3 People Said to Mull US Suits Against Murdoch's News Corp
A top British lawyer will visit the U.S. next month to explore the possibility of suing News Corp., the American arm of Rupert Murdoch's global media empire, on behalf of three people who are concerned a Murdoch detective may have hacked their voice mail while they were in the United States, according to reports.
If such a suit is filed by the three as-yet unidentified people, said Reuters, it would bring one of Britain's most notorious -- and, for Murdoch, expensive -- scandals into the United States.
The scandal has resulted in Murdoch's U.K. publishing arm, News International Ltd., shutting down its News of the World newspaper and handing out millions of dollars in settlements to celebrities and others who had their mobile-phone voicemails hacked by its journalists.
Among settlements Murdoch has had to pay are 600,000 pounds to Charlotte Church and her family for phone hacking. British actor Jude Law also settled a phone hacking claim against the News of the World.
The three potential plaintiffs, who are represented by high-profile British lawyer Mark Lewis, were shown by London police detailed notes seized from Glenn Mulcaire, a private investigator once employed by Murdoch's now-dissolved News of the World, Reuters said. Mulcaire's notes indicate he collected phone numbers and other information on the three people when he knew they were in the U.S., the source told Reuters.
Mulcaire and a News of the World reporter, pleaded guilty in January 2007 to charges related to phone hacking. Both were sentenced to brief terms of imprisonment in Britain.
The fact that Mulcaire's notes contain such private information as phone numbers does not prove that any of the three potential plaintiffs considering suing News Corp. had their voice mail hacked.

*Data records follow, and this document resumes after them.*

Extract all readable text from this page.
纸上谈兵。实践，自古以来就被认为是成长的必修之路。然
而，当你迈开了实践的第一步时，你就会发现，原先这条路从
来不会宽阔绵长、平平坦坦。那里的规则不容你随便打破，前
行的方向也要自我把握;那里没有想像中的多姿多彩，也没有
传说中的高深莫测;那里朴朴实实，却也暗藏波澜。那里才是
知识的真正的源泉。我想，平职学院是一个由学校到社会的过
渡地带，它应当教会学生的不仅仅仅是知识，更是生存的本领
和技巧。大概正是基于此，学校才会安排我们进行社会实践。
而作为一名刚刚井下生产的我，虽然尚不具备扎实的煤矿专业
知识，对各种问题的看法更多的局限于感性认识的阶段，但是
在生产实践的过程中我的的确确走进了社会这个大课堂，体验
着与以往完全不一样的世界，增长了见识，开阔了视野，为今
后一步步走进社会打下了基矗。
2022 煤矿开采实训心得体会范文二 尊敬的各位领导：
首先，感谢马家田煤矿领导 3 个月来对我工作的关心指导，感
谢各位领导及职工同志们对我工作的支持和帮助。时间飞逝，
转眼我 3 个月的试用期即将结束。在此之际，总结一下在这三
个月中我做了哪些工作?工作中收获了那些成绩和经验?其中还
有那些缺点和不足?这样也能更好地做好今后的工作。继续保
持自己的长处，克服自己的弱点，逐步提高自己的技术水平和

Word of a possible phone hacking lawsuit against News Corp. comes in the same week that Murdoch's son James Murdoch resigned as News International executive chairman, the latest fallout from Murdoch's voice-mail hacking scandal.
The case already has had ramifications in the United States. Last year, the London's Daily Mirror, a competitor to Murdoch's Sun tabloid, said a private American detective told it he had turned down a request from the News of the World that he hack into phone data of victims of the Sept. 11, 2001, al Qaeda attacks in New York and Washington, D.C.
That prompted the FBI to investigate possible violations of the Foreign Corrupt Practices Act, a U.S. law that bans questionable payments to foreign government officials. That investigation is ongoing.